[Guess which school system in Berrien County will NOT receive any of these funds? --answer at end]
Board approves resolution to make the state pay more
By Scott Aiken H-Palladium
Friday, January 22, 2010
ST. JOSEPH - Berrien County officials support a resolution that calls for laws to force the state to pay for services it mandates from local governments and school districts.
The resolution adopted by Berrien County commissioners Thursday calls for an end to so-called unfunded mandates.
The Legislative Commission on Statutory Mandates has suggested steps to eliminate unfunded mandates, programs and services the state calls for but fails to fund. The commission concluded in a December report that unfunded mandates, while commonplace, subvert the intent of the Headlee Amendment to the state Constitution, approved by voters in 1978.
The commission was formed by the Legislature in 2007 to investigate the cost of funded and unfunded mandates to local governments and to recommend changes.
Berrien County commissioners voted to approve a resolution encouraging the state to adopt the LCSM recommendations, which include steps to prevent new unfunded mandates and mitigate those already in effect.
Underfunding of state mandates cost local government units and school districts $2.2 billion to $2.9 billion in 2009 alone, the commission said.
"It's the best chance we've had in a long time to get the state's attention on unfunded mandates," county Administrator Bill Wolf said.
With the state in a budget crisis, Wolf said, it's not likely it will spend money to make up for past underfunding. But taking steps to prevent future abuses would greatly benefit local governments and schools.
The Headlee Amendment prohibits the state from reducing its portion of costs of any existing activity or service required of local government by state law. Any increase in existing activity or a new activity or service cannot be required of local units unless the state appropriates money for it.
The LCSM found a "stark history of noncompliance" with Headlee going back 31 years. Checks and balances put in place when the amendment was enacted have failed, the commission said, and reform is needed.
The commission recommended that new laws should be written to require the drafting of a fiscal note before a law could take effect.
Funding would then have to be set aside for it before an appropriation bill could be passed.
Challenges to whether a requirement was a mandate or not would be heard by a special master through an appeals court action. The court would be required to rule within six months of filing.
If the court failed to rule, any affected local government or school district could discontinue the service until the state complied with the Headlee Amendment.
The Senate Fiscal Agency says state support for local governments has dropped 20.7 percent since 2003, while colleges get 16.4 percent less and public schools get 6.8 percent less.
Several organizations representing schools and local and county governments submitted lists of unfunded mandates for inclusion in the LCSM's final report.
The Michigan Association of Counties listed eight, some in effect before the Headlee Amendment was approved and others that came later. They totaled $39.8 million to $43.8 million. The counties association did not specify the time period.

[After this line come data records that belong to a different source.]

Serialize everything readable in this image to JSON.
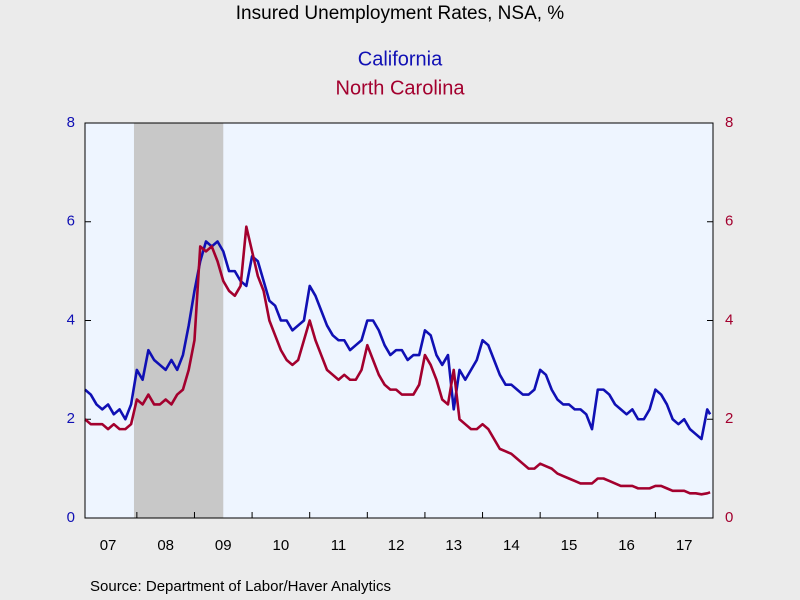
{
  "chart_data": {
    "type": "line",
    "title": "Insured Unemployment Rates, NSA, %",
    "source": "Source:  Department of Labor/Haver Analytics",
    "shaded_period": [
      2007.95,
      2009.5
    ],
    "xlim": [
      2007.1,
      2018.0
    ],
    "xticks": [
      {
        "value": 2007,
        "label": "07"
      },
      {
        "value": 2008,
        "label": "08"
      },
      {
        "value": 2009,
        "label": "09"
      },
      {
        "value": 2010,
        "label": "10"
      },
      {
        "value": 2011,
        "label": "11"
      },
      {
        "value": 2012,
        "label": "12"
      },
      {
        "value": 2013,
        "label": "13"
      },
      {
        "value": 2014,
        "label": "14"
      },
      {
        "value": 2015,
        "label": "15"
      },
      {
        "value": 2016,
        "label": "16"
      },
      {
        "value": 2017,
        "label": "17"
      }
    ],
    "ylim": [
      0,
      8
    ],
    "yticks": [
      0,
      2,
      4,
      6,
      8
    ],
    "y2lim": [
      0,
      8
    ],
    "y2ticks": [
      0,
      2,
      4,
      6,
      8
    ],
    "x": [
      2007.1,
      2007.2,
      2007.3,
      2007.4,
      2007.5,
      2007.6,
      2007.7,
      2007.8,
      2007.9,
      2008.0,
      2008.1,
      2008.2,
      2008.3,
      2008.4,
      2008.5,
      2008.6,
      2008.7,
      2008.8,
      2008.9,
      2009.0,
      2009.1,
      2009.2,
      2009.3,
      2009.4,
      2009.5,
      2009.6,
      2009.7,
      2009.8,
      2009.9,
      2010.0,
      2010.1,
      2010.2,
      2010.3,
      2010.4,
      2010.5,
      2010.6,
      2010.7,
      2010.8,
      2010.9,
      2011.0,
      2011.1,
      2011.2,
      2011.3,
      2011.4,
      2011.5,
      2011.6,
      2011.7,
      2011.8,
      2011.9,
      2012.0,
      2012.1,
      2012.2,
      2012.3,
      2012.4,
      2012.5,
      2012.6,
      2012.7,
      2012.8,
      2012.9,
      2013.0,
      2013.1,
      2013.2,
      2013.3,
      2013.4,
      2013.5,
      2013.6,
      2013.7,
      2013.8,
      2013.9,
      2014.0,
      2014.1,
      2014.2,
      2014.3,
      2014.4,
      2014.5,
      2014.6,
      2014.7,
      2014.8,
      2014.9,
      2015.0,
      2015.1,
      2015.2,
      2015.3,
      2015.4,
      2015.5,
      2015.6,
      2015.7,
      2015.8,
      2015.9,
      2016.0,
      2016.1,
      2016.2,
      2016.3,
      2016.4,
      2016.5,
      2016.6,
      2016.7,
      2016.8,
      2016.9,
      2017.0,
      2017.1,
      2017.2,
      2017.3,
      2017.4,
      2017.5,
      2017.6,
      2017.7,
      2017.8,
      2017.9,
      2017.95
    ],
    "series": [
      {
        "name": "California",
        "color": "#1010b4",
        "values": [
          2.6,
          2.5,
          2.3,
          2.2,
          2.3,
          2.1,
          2.2,
          2.0,
          2.3,
          3.0,
          2.8,
          3.4,
          3.2,
          3.1,
          3.0,
          3.2,
          3.0,
          3.3,
          3.9,
          4.6,
          5.2,
          5.6,
          5.5,
          5.6,
          5.4,
          5.0,
          5.0,
          4.8,
          4.7,
          5.3,
          5.2,
          4.8,
          4.4,
          4.3,
          4.0,
          4.0,
          3.8,
          3.9,
          4.0,
          4.7,
          4.5,
          4.2,
          3.9,
          3.7,
          3.6,
          3.6,
          3.4,
          3.5,
          3.6,
          4.0,
          4.0,
          3.8,
          3.5,
          3.3,
          3.4,
          3.4,
          3.2,
          3.3,
          3.3,
          3.8,
          3.7,
          3.3,
          3.1,
          3.3,
          2.2,
          3.0,
          2.8,
          3.0,
          3.2,
          3.6,
          3.5,
          3.2,
          2.9,
          2.7,
          2.7,
          2.6,
          2.5,
          2.5,
          2.6,
          3.0,
          2.9,
          2.6,
          2.4,
          2.3,
          2.3,
          2.2,
          2.2,
          2.1,
          1.8,
          2.6,
          2.6,
          2.5,
          2.3,
          2.2,
          2.1,
          2.2,
          2.0,
          2.0,
          2.2,
          2.6,
          2.5,
          2.3,
          2.0,
          1.9,
          2.0,
          1.8,
          1.7,
          1.6,
          2.2,
          2.1
        ]
      },
      {
        "name": "North Carolina",
        "color": "#a3002e",
        "axis": "y2",
        "values": [
          2.0,
          1.9,
          1.9,
          1.9,
          1.8,
          1.9,
          1.8,
          1.8,
          1.9,
          2.4,
          2.3,
          2.5,
          2.3,
          2.3,
          2.4,
          2.3,
          2.5,
          2.6,
          3.0,
          3.6,
          5.5,
          5.4,
          5.5,
          5.2,
          4.8,
          4.6,
          4.5,
          4.7,
          5.9,
          5.4,
          4.9,
          4.6,
          4.0,
          3.7,
          3.4,
          3.2,
          3.1,
          3.2,
          3.6,
          4.0,
          3.6,
          3.3,
          3.0,
          2.9,
          2.8,
          2.9,
          2.8,
          2.8,
          3.0,
          3.5,
          3.2,
          2.9,
          2.7,
          2.6,
          2.6,
          2.5,
          2.5,
          2.5,
          2.7,
          3.3,
          3.1,
          2.8,
          2.4,
          2.3,
          3.0,
          2.0,
          1.9,
          1.8,
          1.8,
          1.9,
          1.8,
          1.6,
          1.4,
          1.35,
          1.3,
          1.2,
          1.1,
          1.0,
          1.0,
          1.1,
          1.05,
          1.0,
          0.9,
          0.85,
          0.8,
          0.75,
          0.7,
          0.7,
          0.7,
          0.8,
          0.8,
          0.75,
          0.7,
          0.65,
          0.65,
          0.65,
          0.6,
          0.6,
          0.6,
          0.65,
          0.65,
          0.6,
          0.55,
          0.55,
          0.55,
          0.5,
          0.5,
          0.48,
          0.5,
          0.52
        ]
      }
    ]
  }
}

Michigan School Business Officials, a professional organization, estimated that the state has underfunded the pension program for public schools by $1.46 billion over the past 30 years. School districts that once paid 5 percent of the pension costs now pay all of them, the result of cost shifting by the Legislature.
Wolf said the recommended changes, which are to be considered by the Legislature, might be enough to get the state to back off from gradually chipping away funding for local government.